Passeport immunitaire

Les premiers tests des nouveaux “passeports d’immunité” vont avoir lieu

Les premiers tests des nouveaux “passeports d’immunité” vont avoir lieu

Source : Zero Hedge

En avril dernier, alors que le coronavirus était encore nouveau et effrayant, avec des villes comme New York, Londres et Paris sous sa coupe, les commentaires des professionnels étaient pleins de spéculations sur ce à quoi pourrait ressembler notre avenir pas si lointain après le COVID-19. À un moment donné, le maire de la ville française de Nice et Bill Gates ont été parmi les plus éminents à discuter des passeports de santé, et l’OMS a apparemment traité le sujet avec une extrême prudence.

Depuis lors, la discussion s’est quelque peu estompée, en partie à cause des messages incessants du président Trump et d’autres personnes sur les vaccins à venir. Mais alors que les principaux projets de vaccins occidentaux se préparent à demander à la FDA une utilisation d’urgence dès novembre ou décembre, le Forum économique mondial, la même organisation supranationale qui organise le forum annuel à Davos, prend l’initiative de tester une norme mondiale pour communiquer qu’un individu n’a pas été infecté par le COVID-19.

Le projet de développement d’une norme internationale pour communiquer si les voyageurs ont été infectés par COVID-19, appelé système CommonPass, est dirigé par Paul Meyer, le PDG du Commons Project, une organisation suisse à but non lucratif financée par la Fondation Rockefeller. M. Meyer insiste sur le fait que les pays cherchent de meilleurs moyens de “rouvrir leurs frontières de manière réfléchie”, alors que les pays européens commencent à réduire à nouveau les voyages intracommunautaires.

Actuellement, les résultats des tests COVID-19 des voyageurs sont fréquemment imprimés, les résultats étant souvent obtenus auprès de laboratoires inconnus ou non certifiés.

Avec le système CommonPass, les voyageurs passent un test dans un laboratoire certifié, puis les résultats sont téléchargés sur leur téléphone.
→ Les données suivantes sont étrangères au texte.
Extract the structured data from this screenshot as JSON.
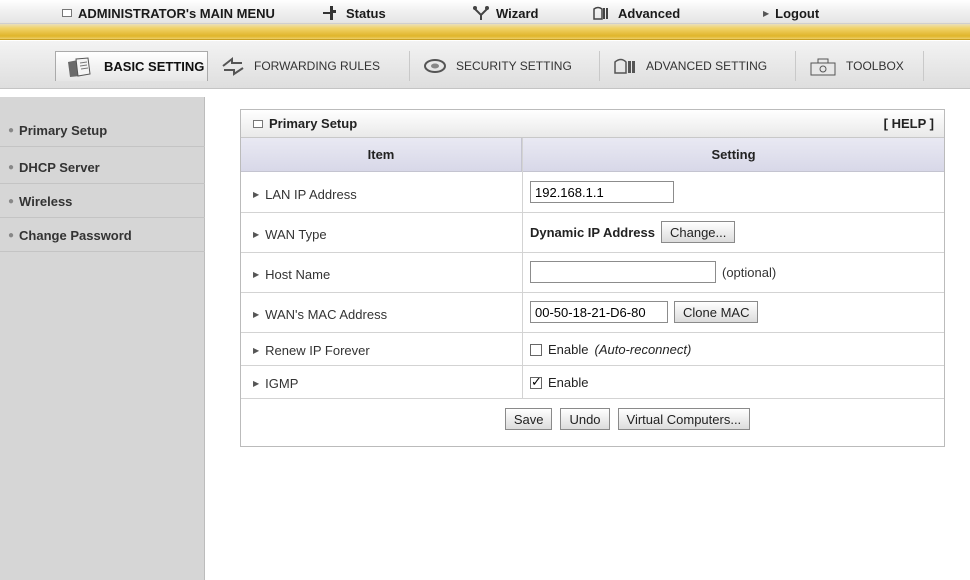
{
  "topmenu": {
    "main_menu": "ADMINISTRATOR's MAIN MENU",
    "status": "Status",
    "wizard": "Wizard",
    "advanced": "Advanced",
    "logout": "Logout"
  },
  "tabs": [
    {
      "label": "BASIC SETTING",
      "active": true,
      "icon": "folder-docs-icon"
    },
    {
      "label": "FORWARDING RULES",
      "active": false,
      "icon": "arrows-icon"
    },
    {
      "label": "SECURITY SETTING",
      "active": false,
      "icon": "security-icon"
    },
    {
      "label": "ADVANCED SETTING",
      "active": false,
      "icon": "advanced-icon"
    },
    {
      "label": "TOOLBOX",
      "active": false,
      "icon": "toolbox-icon"
    }
  ],
  "sidebar": {
    "items": [
      {
        "label": "Primary Setup"
      },
      {
        "label": "DHCP Server"
      },
      {
        "label": "Wireless"
      },
      {
        "label": "Change Password"
      }
    ]
  },
  "panel": {
    "title": "Primary Setup",
    "help": "[ HELP ]",
    "col_item": "Item",
    "col_setting": "Setting"
  },
  "rows": {
    "lan_ip": {
      "label": "LAN IP Address",
      "value": "192.168.1.1"
    },
    "wan_type": {
      "label": "WAN Type",
      "value": "Dynamic IP Address",
      "button": "Change..."
    },
    "host_name": {
      "label": "Host Name",
      "value": "",
      "hint": "(optional)"
    },
    "wan_mac": {
      "label": "WAN's MAC Address",
      "value": "00-50-18-21-D6-80",
      "button": "Clone MAC"
    },
    "renew_ip": {
      "label": "Renew IP Forever",
      "checkbox_label": "Enable",
      "note": "(Auto-reconnect)",
      "checked": false
    },
    "igmp": {
      "label": "IGMP",
      "checkbox_label": "Enable",
      "checked": true
    }
  },
  "actions": {
    "save": "Save",
    "undo": "Undo",
    "virtual": "Virtual Computers..."
  },
  "colors": {
    "accent_gold": "#e0b52a",
    "sidebar_bg": "#d6d6d6",
    "header_bg": "#d8d8e8"
  }
}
Ensuite, ils rempliraient tout autre questionnaire relatif à la santé exigé par le pays dans lequel ils voyagent. Avant l’embarquement, les compagnies aériennes peuvent utiliser le CP pour vérifier si les voyageurs ont satisfait aux conditions d’entrée. Pour ce faire, il suffit de scanner un code QR généré par l’application.
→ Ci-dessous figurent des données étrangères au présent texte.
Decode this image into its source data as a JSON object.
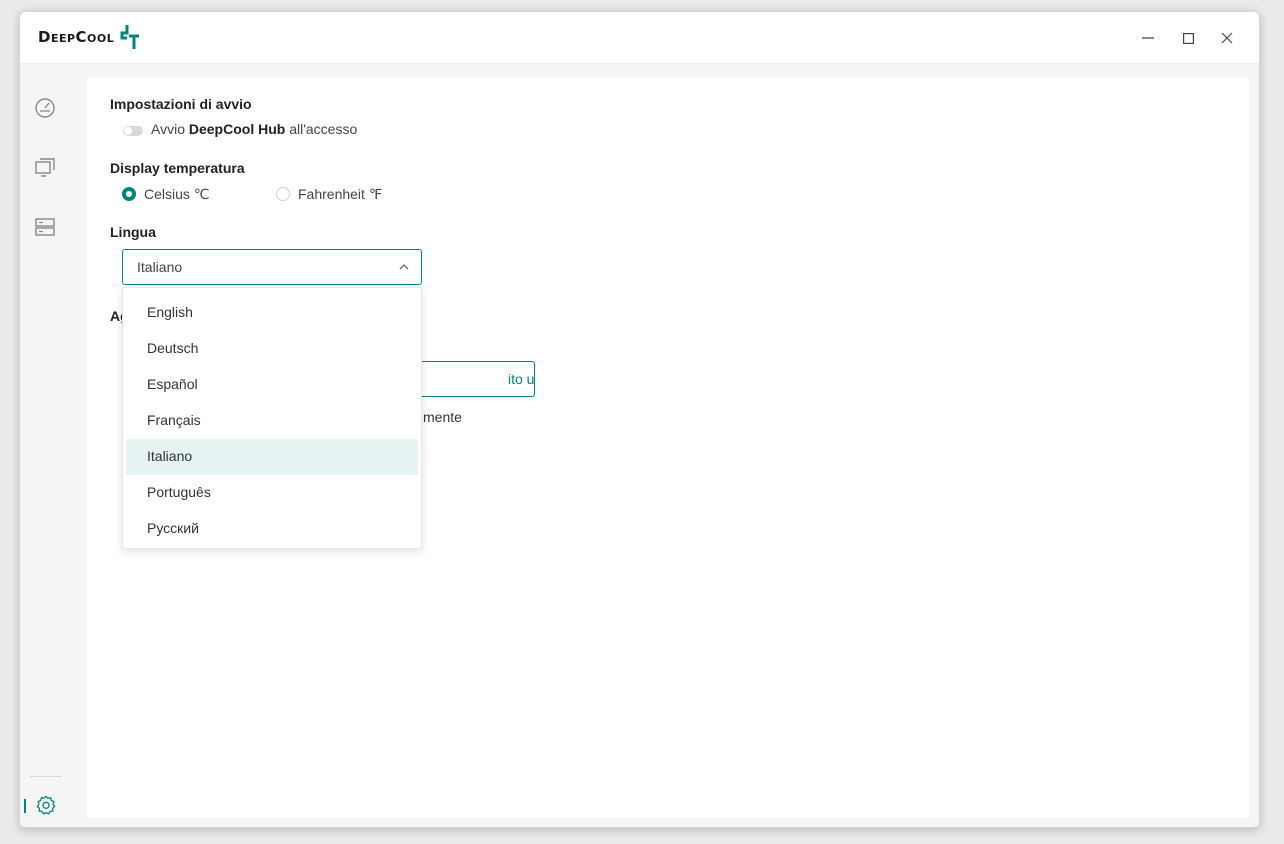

Même après la fin de la pandémie COVID-19, ces “passeports de santé” pourraient être utilisés pour prouver qu’un voyageur a été vacciné, non seulement contre la COVID-19, mais aussi contre toute autre maladie.

Et même lorsque les vaccins seront largement disponibles, le monde aura besoin d’un système permettant aux patients de prouver qu’ils ont reçu le vaccin. Certains pays pourraient n’autoriser les voyageurs à entrer que s’ils ont reçu un vaccin spécifique.

“C’est difficile de faire cela”, a-t-il déclaré au Guardian. “Il faut être capable d’évaluer la santé des voyageurs qui arrivent… Espérons que nous commencerons bientôt à voir certains vaccins arriver sur le marché, mais il n’y aura pas qu’un seul vaccin”.

Certains pays vont probablement dire : “D’accord, je veux voir les documents attestant que vous avez reçu l’un de ces vaccins, mais pas un seul”.

La première itération de ces nouveaux “passeports de santé” sera mise à l’épreuve mercredi lorsqu’un petit groupe de passagers se rendra du Royaume-Uni aux États-Unis.

Les passagers qui se rendront mercredi de l’aéroport Heathrow de Londres à Newark sur un vol de United Airlines feront partie de la première vague de sujets de test. Les tests d’une société privée appelée Prenetics seront administrés par la société de services médicaux et de voyage Collinson, et les résultats seront téléchargés dans le Swissports des voyageurs.

À partir de mardi, la plupart des personnes arrivant au Royaume-Uni doivent être mises en quarantaine pendant au moins deux semaines, seuls 45 pays environ figurant sur la liste des “couloirs de voyage” sans quarantaine du pays.

Néanmoins, beaucoup s’inquiètent que cette technologie puisse être utilisée à l’avenir pour essayer de contraindre tous les voyageurs à se faire vacciner, tout en créant un autre moyen pour les gouvernements de surveiller les mouvements des populations. Bien que dans un article publié par le Lancet, un groupe de chercheurs a discuté de la manière dont ces inquiétudes pourraient être atténuées.